Acting Mayor Austin Quinn-Davidson will lead until July

a person stands in a neighborhood street
Anchorage Assembly Chair Austin Quinn-Davidson in her Turnagain neighborhood on October 22. Quinn-Davidson will become the interim mayor of Anchorage, following Mayor Berkowitz’s resignation on October 23. (Jeff Chen/Alaska Public Media)

The Anchorage Assembly voted late Wednesday night against holding a special election to fill the mayor’s seat. The new mayor will be chosen at the regular election in April and Acting Mayor Austin Quinn-Davidson is expected to continue in her role until July, when the new mayor is seated. 

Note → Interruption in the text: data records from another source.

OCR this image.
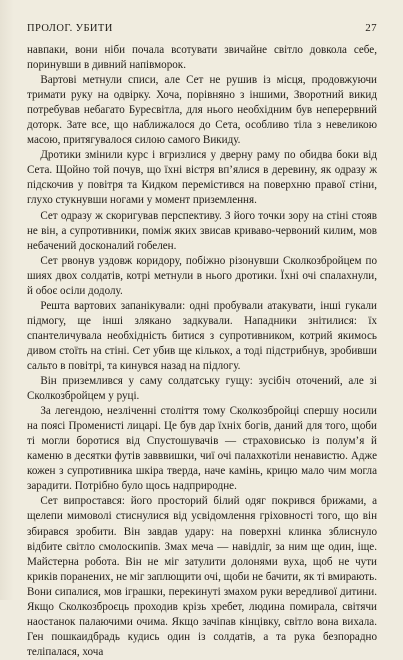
ПРОЛОГ. УБИТИ	27

навпаки, вони ніби почала всотувати звичайне світло довкола себе, поринувши в дивний напівморок.

Вартові метнули списи, але Сет не рушив із місця, продовжуючи тримати руку на одвірку. Хоча, порівняно з іншими, Зворотний викид потребував небагато Буресвітла, для нього необхідним був неперервний доторк. Зате все, що наближалося до Сета, особливо тіла з невеликою масою, притягувалося силою самого Викиду.

Дротики змінили курс і вгризлися у дверну раму по обидва боки від Сета. Щойно той почув, що їхні вістря вп’ялися в деревину, як одразу ж підскочив у повітря та Кидком перемістився на поверхню правої стіни, глухо стукнувши ногами у момент приземлення.

Сет одразу ж скоригував перспективу. З його точки зору на стіні стояв не він, а супротивники, поміж яких звисав криваво-червоний килим, мов небачений досконалий гобелен.

Сет рвонув уздовж коридору, побіжно різонувши Сколкозбройцем по шиях двох солдатів, котрі метнули в нього дротики. Їхні очі спалахнули, й обоє осіли додолу.

Решта вартових запанікували: одні пробували атакувати, інші гукали підмогу, ще інші злякано задкували. Нападники знітилися: їх спантеличувала необхідність битися з супротивником, котрий якимось дивом стоїть на стіні. Сет убив ще кількох, а тоді підстрибнув, зробивши сальто в повітрі, та кинувся назад на підлогу.

Він приземлився у саму солдатську гущу: зусібіч оточений, але зі Сколкозбройцем у руці.

За легендою, незліченні століття тому Сколкозбройці спершу носили на поясі Променисті лицарі. Це був дар їхніх богів, даний для того, щоби ті могли боротися від Спустошувачів — страховисько із полум’я й каменю в десятки футів завввишки, чиї очі палахкотіли ненавистю. Адже кожен з супротивника шкіра тверда, наче камінь, крицю мало чим могла зарадити. Потрібно було щось надприродне.

Сет випростався: його просторий білий одяг покрився брижами, а щелепи мимоволі стиснулися від усвідомлення гріховності того, що він збирався зробити. Він завдав удару: на поверхні клинка зблиснуло відбите світло смолоскипів. Змах меча — навідліг, за ним ще один, іще. Майстерна робота. Він не міг затулити долонями вуха, щоб не чути криків поранених, не міг заплющити очі, щоби не бачити, як ті вмирають. Вони сипалися, мов іграшки, перекинуті змахом руки вередливої дитини. Якщо Сколкозброєць проходив крізь хребет, людина помирала, світячи наостанок палаючими очима. Якщо зачіпав кінцівку, світло вона вихала. Ген пошкаидбрадь кудись один із солдатів, а та рука безпорадно теліпалася, хоча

The Assembly has been considering options to fill the seat since Mayor Ethan Berkowitz resigned after a scandal last month. Quinn-Davidson was elected by the Assembly to fill-in in the interim.

Assemblywomen Jamie Allard and Crystal Kennedy have supported the idea of a special election in order to fill the seat with a representative elected by residents.

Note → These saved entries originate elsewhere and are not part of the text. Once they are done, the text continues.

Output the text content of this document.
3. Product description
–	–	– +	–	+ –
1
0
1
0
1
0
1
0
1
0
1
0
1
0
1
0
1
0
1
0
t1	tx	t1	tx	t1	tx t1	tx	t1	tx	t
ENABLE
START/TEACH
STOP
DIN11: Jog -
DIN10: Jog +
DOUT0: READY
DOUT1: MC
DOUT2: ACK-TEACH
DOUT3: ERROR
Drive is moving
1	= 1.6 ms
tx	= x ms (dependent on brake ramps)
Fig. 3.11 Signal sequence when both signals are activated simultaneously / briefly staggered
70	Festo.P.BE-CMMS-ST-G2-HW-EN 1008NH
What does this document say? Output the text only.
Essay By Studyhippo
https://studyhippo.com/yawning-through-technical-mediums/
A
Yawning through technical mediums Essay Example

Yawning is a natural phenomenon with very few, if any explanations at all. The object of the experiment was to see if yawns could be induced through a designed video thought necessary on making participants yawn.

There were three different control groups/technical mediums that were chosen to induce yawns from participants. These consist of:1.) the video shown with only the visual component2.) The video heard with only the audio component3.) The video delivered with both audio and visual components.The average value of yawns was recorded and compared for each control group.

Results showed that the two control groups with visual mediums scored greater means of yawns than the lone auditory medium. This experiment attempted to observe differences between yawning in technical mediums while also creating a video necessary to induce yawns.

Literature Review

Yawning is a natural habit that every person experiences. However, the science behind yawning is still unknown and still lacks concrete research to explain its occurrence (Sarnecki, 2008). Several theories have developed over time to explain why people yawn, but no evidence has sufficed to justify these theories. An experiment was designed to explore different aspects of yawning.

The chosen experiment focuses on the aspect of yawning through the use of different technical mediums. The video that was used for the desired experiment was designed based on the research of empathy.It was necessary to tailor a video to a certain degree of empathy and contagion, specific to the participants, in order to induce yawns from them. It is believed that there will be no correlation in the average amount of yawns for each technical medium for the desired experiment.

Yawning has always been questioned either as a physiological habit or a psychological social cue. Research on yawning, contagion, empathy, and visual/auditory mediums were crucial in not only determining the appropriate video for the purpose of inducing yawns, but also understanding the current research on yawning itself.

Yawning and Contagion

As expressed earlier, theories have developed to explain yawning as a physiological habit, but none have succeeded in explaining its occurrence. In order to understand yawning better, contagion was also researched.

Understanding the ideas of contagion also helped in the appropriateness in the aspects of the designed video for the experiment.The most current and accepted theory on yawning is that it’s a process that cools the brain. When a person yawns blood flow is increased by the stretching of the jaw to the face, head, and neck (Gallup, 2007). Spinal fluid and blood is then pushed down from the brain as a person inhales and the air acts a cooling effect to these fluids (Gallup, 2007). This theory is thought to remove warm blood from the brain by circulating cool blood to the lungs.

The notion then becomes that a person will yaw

“I have been inundated with requests for my constituency to support a special election,” said Allard. “The intent of the charter is not to leave any Assembly seat with the vacancy for a prolonged period of time. “

One of Allard’s concerns is that with Quinn-Davidson’s assembly seat empty, her constituents in West Anchorage may not be well-represented. Quinn-Davidson is expected to return to the Assembly after the new mayor takes office.

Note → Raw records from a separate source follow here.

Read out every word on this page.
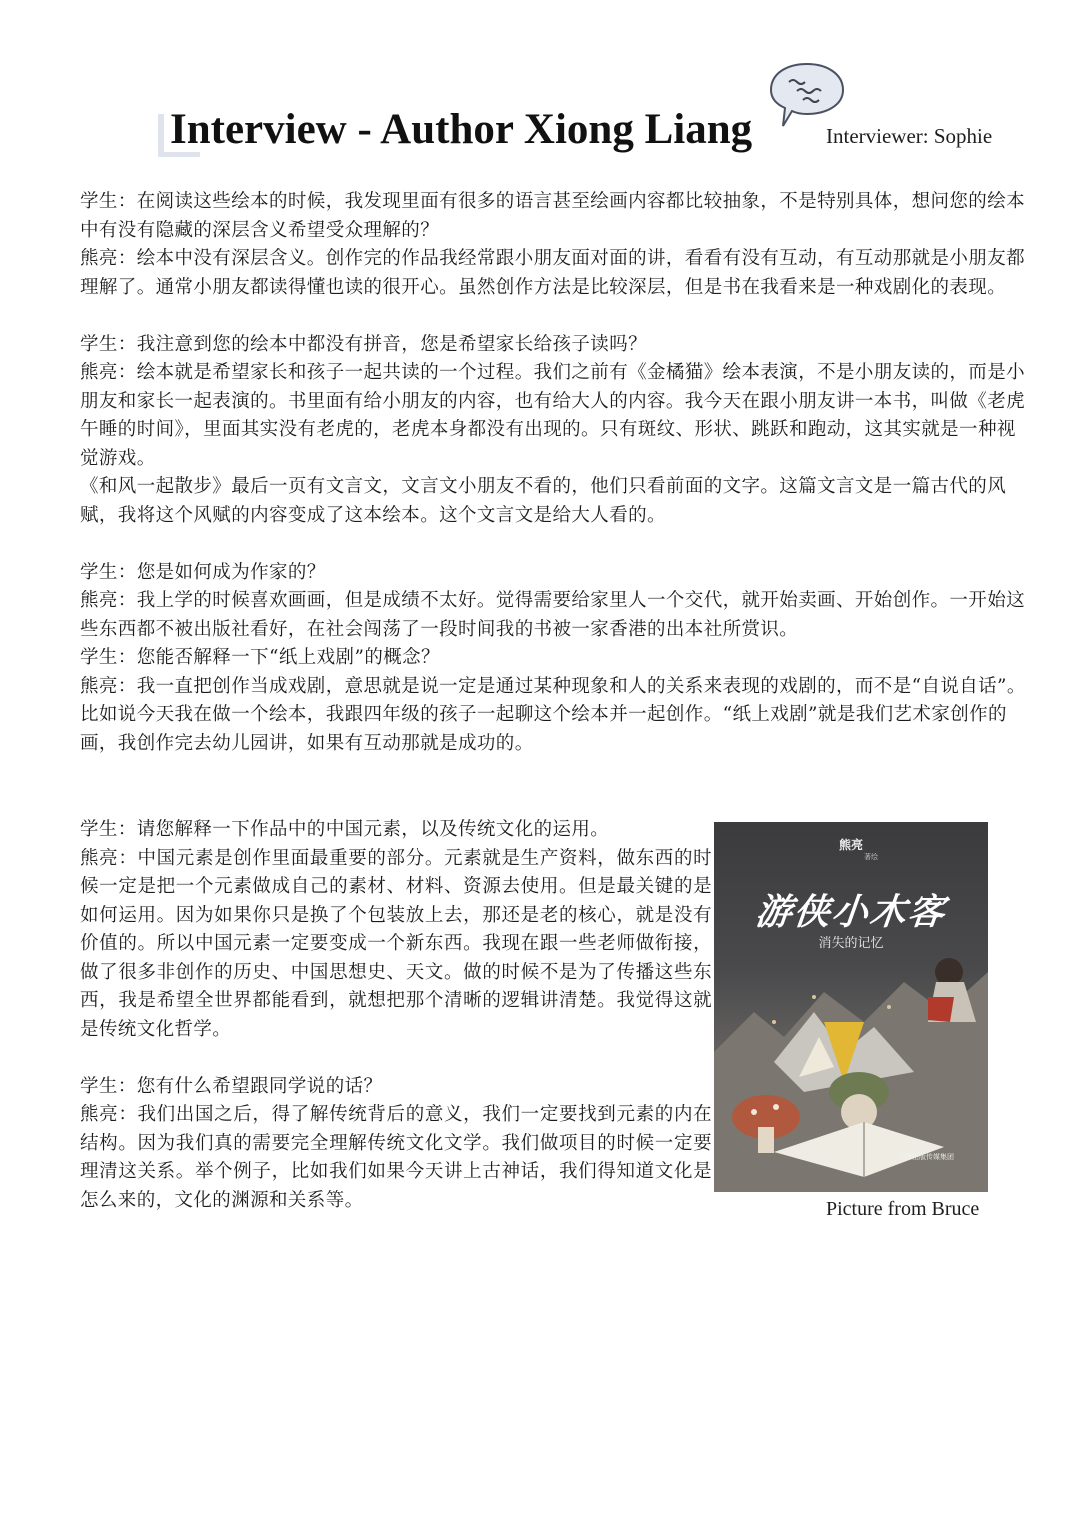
Interview - Author Xiong Liang	Interviewer: Sophie

学生：在阅读这些绘本的时候，我发现里面有很多的语言甚至绘画内容都比较抽象，不是特别具体，想问您的绘本中有没有隐藏的深层含义希望受众理解的？

熊亮：绘本中没有深层含义。创作完的作品我经常跟小朋友面对面的讲，看看有没有互动，有互动那就是小朋友都理解了。通常小朋友都读得懂也读的很开心。虽然创作方法是比较深层，但是书在我看来是一种戏剧化的表现。

学生：我注意到您的绘本中都没有拼音，您是希望家长给孩子读吗？

熊亮：绘本就是希望家长和孩子一起共读的一个过程。我们之前有《金橘猫》绘本表演，不是小朋友读的，而是小朋友和家长一起表演的。书里面有给小朋友的内容，也有给大人的内容。我今天在跟小朋友讲一本书，叫做《老虎午睡的时间》，里面其实没有老虎的，老虎本身都没有出现的。只有斑纹、形状、跳跃和跑动，这其实就是一种视觉游戏。

《和风一起散步》最后一页有文言文，文言文小朋友不看的，他们只看前面的文字。这篇文言文是一篇古代的风赋，我将这个风赋的内容变成了这本绘本。这个文言文是给大人看的。

学生：您是如何成为作家的？

熊亮：我上学的时候喜欢画画，但是成绩不太好。觉得需要给家里人一个交代，就开始卖画、开始创作。一开始这些东西都不被出版社看好，在社会闯荡了一段时间我的书被一家香港的出本社所赏识。

学生：您能否解释一下“纸上戏剧”的概念？

熊亮：我一直把创作当成戏剧，意思就是说一定是通过某种现象和人的关系来表现的戏剧的，而不是“自说自话”。比如说今天我在做一个绘本，我跟四年级的孩子一起聊这个绘本并一起创作。“纸上戏剧”就是我们艺术家创作的画，我创作完去幼儿园讲，如果有互动那就是成功的。

学生：请您解释一下作品中的中国元素，以及传统文化的运用。

熊亮：中国元素是创作里面最重要的部分。元素就是生产资料，做东西的时候一定是把一个元素做成自己的素材、材料、资源去使用。但是最关键的是如何运用。因为如果你只是换了个包装放上去，那还是老的核心，就是没有价值的。所以中国元素一定要变成一个新东西。我现在跟一些老师做衔接，做了很多非创作的历史、中国思想史、天文。做的时候不是为了传播这些东西，我是希望全世界都能看到，就想把那个清晰的逻辑讲清楚。我觉得这就是传统文化哲学。

学生：您有什么希望跟同学说的话？

熊亮：我们出国之后，得了解传统背后的意义，我们一定要找到元素的内在结构。因为我们真的需要完全理解传统文化文学。我们做项目的时候一定要理清这关系。举个例子，比如我们如果今天讲上古神话，我们得知道文化是怎么来的，文化的渊源和关系等。

熊亮
著绘
游侠小木客
消失的记忆
天津出版传媒集团
Picture from Bruce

Municipal attorneys laid out options for the Assembly to fill the seat last month. One of them is to hold a special election, but the Assembly also has the option to do nothing and let the new mayor be chosen in April. 

Some members said having multiple elections in such a short time would be chaotic for the city. In the event no candidate receives more than 45 percent of the vote — which seems probable, given that 11 people have announced intent to run — each election would be followed by a runoff. That means Anchorage might have seen as many as four elections in five months.

“My belief is that all of the current people running for mayor will run for the special election,” said Assemblyman Kameron Perez-Verdia, who was one of the initial sponsors of the resolution. “There is a high chance that we can have some sort of conflict in terms of timing between the special and the regular election.”

Perez-Verdia added that assembly members are elected with the understanding that they may have to temporarily fill the role of mayor.

The resolution to hold a special election ultimately failed 6 to 3, with only Allard, Kennedy and Assemblyman John Weddleton voting in favor.